RO: Malgré tout le potentiel que compte la RDC,  Herita Ilunga, avec le regard que vous portez de l’intérieur et même de l’extérieur, qu’est-ce qui manque  finalement à cette équipe pour qu’elle puisse décoller et se mettre au même diapason que les grandes sélections africaines ?
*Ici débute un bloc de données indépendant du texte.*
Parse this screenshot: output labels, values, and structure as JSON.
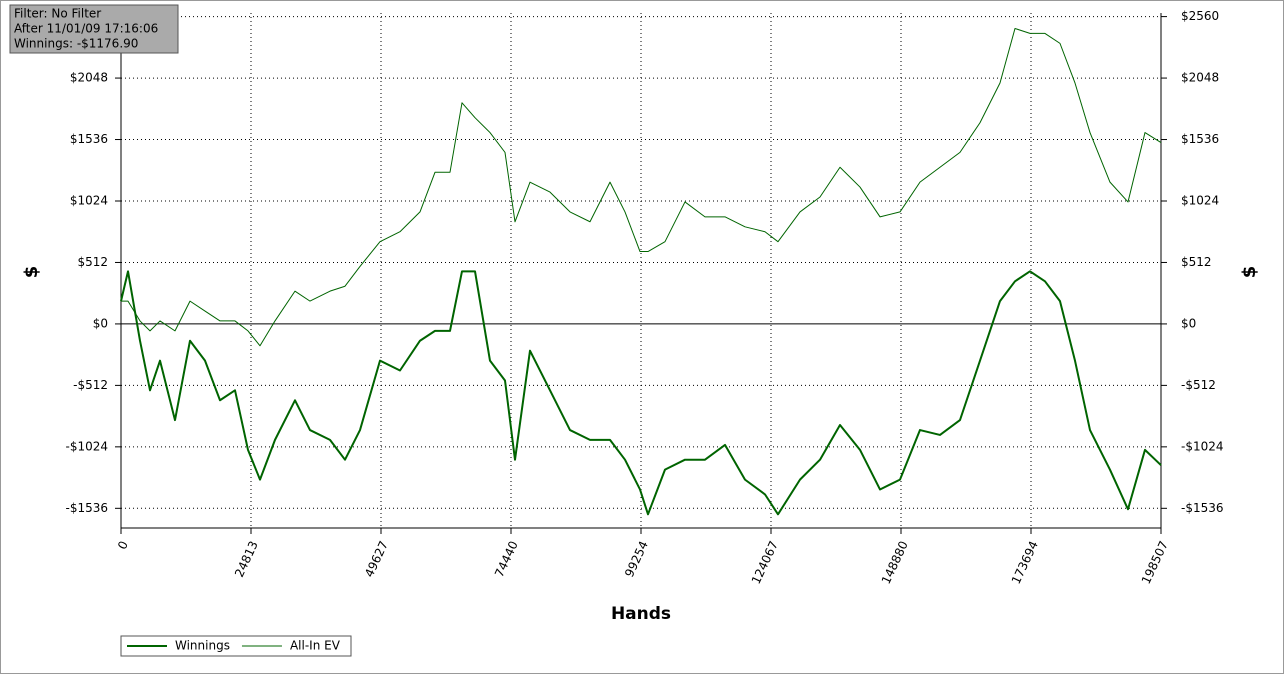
{
  "chart_data": {
    "type": "line",
    "annotations": [
      "Filter: No Filter",
      "After 11/01/09 17:16:06",
      "Winnings: -$1176.90"
    ],
    "xlabel": "Hands",
    "ylabel": "$",
    "y2label": "$",
    "x": [
      0,
      1336,
      3626,
      5535,
      7444,
      10307,
      13170,
      16033,
      18896,
      21759,
      24240,
      26531,
      29394,
      33211,
      36074,
      39892,
      42755,
      45618,
      49435,
      53252,
      57070,
      59933,
      62796,
      65087,
      67568,
      70431,
      73294,
      75203,
      78066,
      81884,
      85701,
      89519,
      93336,
      96199,
      99062,
      100589,
      103834,
      107651,
      111468,
      115286,
      119103,
      122920,
      125402,
      129601,
      133419,
      137236,
      141053,
      144870,
      148688,
      152505,
      156322,
      160139,
      163957,
      167774,
      170637,
      173500,
      176363,
      179226,
      182090,
      184953,
      188770,
      192206,
      195451,
      198507
    ],
    "series": [
      {
        "name": "Winnings",
        "color": "#006400",
        "width": 2,
        "values": [
          190,
          438,
          -140,
          -553,
          -306,
          -801,
          -140,
          -306,
          -636,
          -553,
          -1049,
          -1297,
          -966,
          -636,
          -884,
          -966,
          -1131,
          -884,
          -306,
          -388,
          -140,
          -58,
          -58,
          438,
          438,
          -306,
          -471,
          -1131,
          -223,
          -553,
          -884,
          -966,
          -966,
          -1131,
          -1379,
          -1586,
          -1214,
          -1131,
          -1131,
          -1008,
          -1297,
          -1420,
          -1586,
          -1297,
          -1131,
          -842,
          -1049,
          -1379,
          -1297,
          -884,
          -925,
          -801,
          -306,
          190,
          355,
          438,
          355,
          190,
          -306,
          -884,
          -1214,
          -1544,
          -1049,
          -1177
        ]
      },
      {
        "name": "All-In EV",
        "color": "#006400",
        "width": 1,
        "values": [
          190,
          190,
          25,
          -58,
          25,
          -58,
          190,
          107,
          25,
          25,
          -58,
          -182,
          25,
          273,
          190,
          273,
          314,
          479,
          685,
          768,
          933,
          1263,
          1263,
          1842,
          1718,
          1594,
          1429,
          851,
          1181,
          1098,
          933,
          851,
          1181,
          933,
          603,
          603,
          685,
          1016,
          892,
          892,
          809,
          768,
          685,
          933,
          1057,
          1305,
          1140,
          892,
          933,
          1181,
          1305,
          1429,
          1676,
          2007,
          2461,
          2420,
          2420,
          2337,
          2007,
          1594,
          1181,
          1016,
          1594,
          1511
        ]
      }
    ],
    "xlim": [
      0,
      198507
    ],
    "xticks": [
      0,
      24813,
      49627,
      74440,
      99254,
      124067,
      148880,
      173694,
      198507
    ],
    "ylim": [
      -1700,
      2590
    ],
    "yticks": [
      {
        "value": -1536,
        "label": "-$1536"
      },
      {
        "value": -1024,
        "label": "-$1024"
      },
      {
        "value": -512,
        "label": "-$512"
      },
      {
        "value": 0,
        "label": "$0"
      },
      {
        "value": 512,
        "label": "$512"
      },
      {
        "value": 1024,
        "label": "$1024"
      },
      {
        "value": 1536,
        "label": "$1536"
      },
      {
        "value": 2048,
        "label": "$2048"
      },
      {
        "value": 2560,
        "label": "$2560"
      }
    ],
    "y2lim": [
      -1700,
      2590
    ],
    "y2ticks": [
      {
        "value": -1536,
        "label": "-$1536"
      },
      {
        "value": -1024,
        "label": "-$1024"
      },
      {
        "value": -512,
        "label": "-$512"
      },
      {
        "value": 0,
        "label": "$0"
      },
      {
        "value": 512,
        "label": "$512"
      },
      {
        "value": 1024,
        "label": "$1024"
      },
      {
        "value": 1536,
        "label": "$1536"
      },
      {
        "value": 2048,
        "label": "$2048"
      },
      {
        "value": 2560,
        "label": "$2560"
      }
    ],
    "grid": true,
    "legend": "bottom-left"
  }
}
HI: Je pense que le premier problème de notre  football, c’est la formation. Il faut commencer à travailler à la source, comme on dit. On  voit aujourd’hui que les grandes nations (NDLR: de football africain), comme le Ghana, la Cote d’ivoire ou le Cameroun, sont dotées de bonnes écoles de football. On voit des générations qui grandissent ensemble et qui arrivent à l’équipe nationale et qui se connaissent depuis pas mal de temps. C’est là que nous péchons actuellement. Du point de vue de notre équipe nationale, on sent qu’on n’a pas de noyau et souvent le groupe change. C’est clair que pour évoluer et pour grandir ensemble c’est parfois compliqué.

RO: Vous parlez du football des jeunes… vous avez initié un projet dans le pays plus précisément à Kinshasa, c’est le projet Bana Foot. Quelques mois après son lancement depuis le mois de septembre, où en est-on ?

HI: Le projet Bana Foot Institute (BFI) que j’avais présenté à Kinshasa avance. On travaille. C’est un gros projet, qui est lourd et j’essaie de partager les tâches avec mes collaborateurs. Mais, ce n’est pas facile de travailler à distance. L’actualité, c’est qu’on poursuit et on affine les relations de partenariat  en matière sportive. On rencontre des dirigeants des clubs. Ils vont être très importants. Leur point de vue sur le projet sera primordial, puisque nous voulons amener cette qualité sportive-là au Congo. Nous sommes aussi à la recherche des partenaires financiers. C’est clair qu’avec un dossier de ce genre, on a besoin de coups de pousse de tout le monde. Il y a aussi ça. Nous avons désormais une assise juridique sous forme  d’association. C’est toujours dans le même ordre. On essaie de travailler un peu sur pas mal de dossiers. Nous avons lancé le site pour avoir justement une présence physique pour les personnes qui voudraient avoir des renseignements en temps réel sur BFI. Voilà ce qu’il en est de l’actualité de BFI.

RO: Vous attendiez de l’Etat congolais un lopin de terre. Est-ce que vous l’avez déjà?

HI: Nous travaillons avec l’Etat par le biais de ministres de Sports et de l’Education. Nous continuons à travailler. Ce n’est pas facile, mais ça évolue. Les choses vont comme nous l’avions souhaité.